Entre os norte-americanos cuja renda anual fica abaixo dos US$ 25 mil, mais de um quarto --28,7%-- não contam com qualquer forma de seguro-saúde. E não, eles não podem compensar essa falta de cobertura recorrendo aos prontos-socorros.

Da mesma maneira, os programas de assistência alimentar ajudam muito, mas um em cada seis dos norte-americanos que vivem abaixo do limiar da pobreza sofre de "baixa segurança alimentar".

A definição para essa condição é a de que "o consumo de alimentos é reduzido em determinados períodos do ano porque os domicílios não dispõem de dinheiro ou outros recursos para comprar comida". Em outras palavras, essas pessoas passam fome.

Por isso, precisamos reforçar nossa rede de segurança. Mas Romney deseja, na realidade, enfraquecê-la ainda mais.

Especificamente, o candidato apoia o plano do deputado Paul Ryan para cortes drásticos nos gastos federais, e dois terços desses cortes aconteceriam em detrimento dos norte-americanos de baixa renda.

E, se Romney diferenciou sua postura da adotada por Ryan, foi no sentido de cortes ainda mais severos na assistência aos pobres: sua proposta para o Medicaid parece envolver redução de 40% nas verbas, ante a distribuição atual.

Assim, a posição de Romney parece ser a de que não precisamos nos preocupar com os pobres graças a programas que ele insiste, falsamente, não ajudarem os necessitados, e que de qualquer modo ele pretende destruir.

Ainda assim, acredito em Romney quando ele se declarara despreocupado quanto aos pobres.

O que não acredito é quando ele se declara igualmente despreocupado quanto aos ricos, que estão "se saindo bem", segundo ele. Afinal, se ele acredita realmente nisso, por que propõe lhes dar ainda mais dinheiro?

E estamos falando sobre muito dinheiro. De acordo com o Centro de Política Tributária, uma organização apartidária, o plano tributário de Romney na prática elevaria os impostos de muitos norte-americanos de renda mais baixa e reduziria acentuadamente os impostos dos mais ricos.
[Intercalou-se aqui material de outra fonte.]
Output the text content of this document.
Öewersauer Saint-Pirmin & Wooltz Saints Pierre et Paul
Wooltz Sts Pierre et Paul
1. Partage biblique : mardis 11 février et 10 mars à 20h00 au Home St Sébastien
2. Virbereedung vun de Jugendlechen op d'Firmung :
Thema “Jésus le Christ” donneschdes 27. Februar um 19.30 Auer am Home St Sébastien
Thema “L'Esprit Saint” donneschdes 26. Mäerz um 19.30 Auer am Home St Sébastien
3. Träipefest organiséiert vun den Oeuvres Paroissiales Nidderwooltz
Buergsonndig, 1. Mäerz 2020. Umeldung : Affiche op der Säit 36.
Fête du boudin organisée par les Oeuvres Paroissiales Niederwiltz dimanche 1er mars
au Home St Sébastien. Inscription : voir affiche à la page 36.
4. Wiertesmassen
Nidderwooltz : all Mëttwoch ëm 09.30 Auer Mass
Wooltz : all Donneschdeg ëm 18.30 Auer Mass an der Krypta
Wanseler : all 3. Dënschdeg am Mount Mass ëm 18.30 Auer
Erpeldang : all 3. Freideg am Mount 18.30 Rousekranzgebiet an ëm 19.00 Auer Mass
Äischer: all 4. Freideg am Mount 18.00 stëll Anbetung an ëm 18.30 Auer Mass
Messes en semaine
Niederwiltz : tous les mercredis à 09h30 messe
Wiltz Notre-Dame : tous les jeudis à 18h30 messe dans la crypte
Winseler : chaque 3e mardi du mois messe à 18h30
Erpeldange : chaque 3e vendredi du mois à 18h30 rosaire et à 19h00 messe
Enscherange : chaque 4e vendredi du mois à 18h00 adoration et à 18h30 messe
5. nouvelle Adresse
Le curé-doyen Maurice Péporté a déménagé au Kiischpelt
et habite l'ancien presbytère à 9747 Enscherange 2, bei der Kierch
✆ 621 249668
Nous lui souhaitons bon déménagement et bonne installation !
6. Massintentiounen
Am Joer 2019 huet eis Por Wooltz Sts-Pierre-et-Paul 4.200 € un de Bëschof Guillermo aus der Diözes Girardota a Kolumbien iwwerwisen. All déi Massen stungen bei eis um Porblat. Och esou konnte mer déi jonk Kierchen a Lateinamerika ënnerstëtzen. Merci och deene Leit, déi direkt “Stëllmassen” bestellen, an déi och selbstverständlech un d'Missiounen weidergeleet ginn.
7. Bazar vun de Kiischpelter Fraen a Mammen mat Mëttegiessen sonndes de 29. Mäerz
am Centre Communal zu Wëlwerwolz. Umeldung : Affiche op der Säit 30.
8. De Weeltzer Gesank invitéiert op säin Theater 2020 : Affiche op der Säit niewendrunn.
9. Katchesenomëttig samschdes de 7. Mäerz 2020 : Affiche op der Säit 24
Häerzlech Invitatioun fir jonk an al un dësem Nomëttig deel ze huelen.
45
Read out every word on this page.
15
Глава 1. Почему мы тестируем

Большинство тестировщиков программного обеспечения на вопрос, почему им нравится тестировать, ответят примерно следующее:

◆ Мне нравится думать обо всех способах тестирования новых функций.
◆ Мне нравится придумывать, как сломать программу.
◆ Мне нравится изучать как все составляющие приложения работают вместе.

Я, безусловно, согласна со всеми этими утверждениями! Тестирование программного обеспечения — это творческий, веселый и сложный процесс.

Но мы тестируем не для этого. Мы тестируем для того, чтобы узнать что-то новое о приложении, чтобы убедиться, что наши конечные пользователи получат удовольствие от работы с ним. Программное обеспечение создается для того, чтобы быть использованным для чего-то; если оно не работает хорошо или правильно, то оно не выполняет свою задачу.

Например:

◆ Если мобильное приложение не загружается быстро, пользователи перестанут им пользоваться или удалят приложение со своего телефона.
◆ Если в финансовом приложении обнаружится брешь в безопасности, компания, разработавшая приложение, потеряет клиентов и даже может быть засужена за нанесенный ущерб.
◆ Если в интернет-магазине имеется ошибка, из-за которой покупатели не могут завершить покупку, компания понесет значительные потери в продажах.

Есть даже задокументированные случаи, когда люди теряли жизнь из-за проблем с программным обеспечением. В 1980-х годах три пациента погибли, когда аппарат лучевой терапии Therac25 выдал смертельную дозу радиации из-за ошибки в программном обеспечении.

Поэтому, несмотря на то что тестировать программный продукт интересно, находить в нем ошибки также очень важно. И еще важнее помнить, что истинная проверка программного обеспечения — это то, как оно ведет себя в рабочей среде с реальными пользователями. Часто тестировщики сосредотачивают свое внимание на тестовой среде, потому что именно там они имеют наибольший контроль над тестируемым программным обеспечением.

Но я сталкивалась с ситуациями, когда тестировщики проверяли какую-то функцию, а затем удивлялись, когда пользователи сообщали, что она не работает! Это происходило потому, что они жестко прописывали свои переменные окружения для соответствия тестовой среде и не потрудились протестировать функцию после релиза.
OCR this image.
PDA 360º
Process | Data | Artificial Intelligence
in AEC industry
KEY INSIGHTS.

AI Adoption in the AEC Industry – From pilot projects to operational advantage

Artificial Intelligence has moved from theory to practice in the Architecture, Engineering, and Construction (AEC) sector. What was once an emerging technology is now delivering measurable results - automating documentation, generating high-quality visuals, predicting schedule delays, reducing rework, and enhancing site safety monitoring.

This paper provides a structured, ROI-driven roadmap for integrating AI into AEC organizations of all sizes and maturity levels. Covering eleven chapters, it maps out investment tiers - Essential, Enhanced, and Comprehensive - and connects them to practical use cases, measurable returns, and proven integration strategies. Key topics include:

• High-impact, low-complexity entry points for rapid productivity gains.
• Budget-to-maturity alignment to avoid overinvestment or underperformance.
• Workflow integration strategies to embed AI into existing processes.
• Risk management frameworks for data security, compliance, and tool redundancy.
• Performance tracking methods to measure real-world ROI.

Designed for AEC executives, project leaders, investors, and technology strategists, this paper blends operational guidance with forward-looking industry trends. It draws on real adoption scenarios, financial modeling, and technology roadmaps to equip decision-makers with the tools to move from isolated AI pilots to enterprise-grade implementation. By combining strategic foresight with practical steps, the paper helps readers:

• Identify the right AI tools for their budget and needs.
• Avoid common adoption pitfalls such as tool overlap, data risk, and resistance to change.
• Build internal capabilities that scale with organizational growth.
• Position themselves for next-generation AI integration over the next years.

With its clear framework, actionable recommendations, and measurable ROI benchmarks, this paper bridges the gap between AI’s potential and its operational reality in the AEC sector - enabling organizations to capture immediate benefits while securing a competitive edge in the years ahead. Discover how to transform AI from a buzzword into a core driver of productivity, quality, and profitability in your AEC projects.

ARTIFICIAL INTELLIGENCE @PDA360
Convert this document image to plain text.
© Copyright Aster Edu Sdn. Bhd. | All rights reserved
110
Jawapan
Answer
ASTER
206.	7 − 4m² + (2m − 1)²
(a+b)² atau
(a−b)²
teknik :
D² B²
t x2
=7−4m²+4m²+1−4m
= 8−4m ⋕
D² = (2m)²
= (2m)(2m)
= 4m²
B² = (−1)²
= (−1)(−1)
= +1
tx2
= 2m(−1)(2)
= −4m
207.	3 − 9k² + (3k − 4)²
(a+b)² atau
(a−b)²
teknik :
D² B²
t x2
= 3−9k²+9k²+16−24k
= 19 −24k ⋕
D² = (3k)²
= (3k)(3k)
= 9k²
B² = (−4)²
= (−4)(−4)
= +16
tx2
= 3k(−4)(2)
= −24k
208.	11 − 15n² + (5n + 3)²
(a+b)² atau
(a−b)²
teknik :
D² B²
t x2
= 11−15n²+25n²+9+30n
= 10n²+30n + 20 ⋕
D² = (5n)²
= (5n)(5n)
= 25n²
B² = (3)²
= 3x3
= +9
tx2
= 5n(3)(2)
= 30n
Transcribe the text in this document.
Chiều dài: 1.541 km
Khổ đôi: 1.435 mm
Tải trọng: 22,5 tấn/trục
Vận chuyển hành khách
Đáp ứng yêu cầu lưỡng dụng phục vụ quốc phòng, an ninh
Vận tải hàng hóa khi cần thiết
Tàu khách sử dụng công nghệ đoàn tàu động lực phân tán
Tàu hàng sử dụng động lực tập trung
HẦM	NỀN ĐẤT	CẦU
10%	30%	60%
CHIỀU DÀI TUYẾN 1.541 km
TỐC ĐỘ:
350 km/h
Mais de 80% da redução de impostos beneficiaria pessoas que ganham mais de US$ 200 mil ao ano; e cerca de metade se destinaria àqueles que ganham mais de US$ 1 milhão ao ano.

O benefício tributário médio para os membros do clube do milhão seria uma redução de US$ 145 mil em seus impostos anuais.

E essas grandes isenções criariam um enorme rombo no orçamento, elevando o deficit em US$ 180 bilhões ao ano --o que tornaria necessários os severos cortes nos programas de rede de segurança.

O que nos conduz de volta à despreocupação de Romney. Podemos afirmar, sobre o ex-governador de Massachusetts e presidente da Bain Capital, que ele está desbravando fronteiras na política norte-americana.

Até mesmo os políticos conservadores costumavam considerar necessário fingir preocupação com os pobres. Vocês se lembram do "conservadorismo compassivo"? Romney, porém, deixou de lado esse fingimento.

Se as coisas continuarem assim, logo teremos políticos que admitem aquilo que parece óbvio há muito tempo: eles tampouco se preocupam com a classe média, e não estão e nunca estiveram preocupados com a vida dos norte-americanos comuns.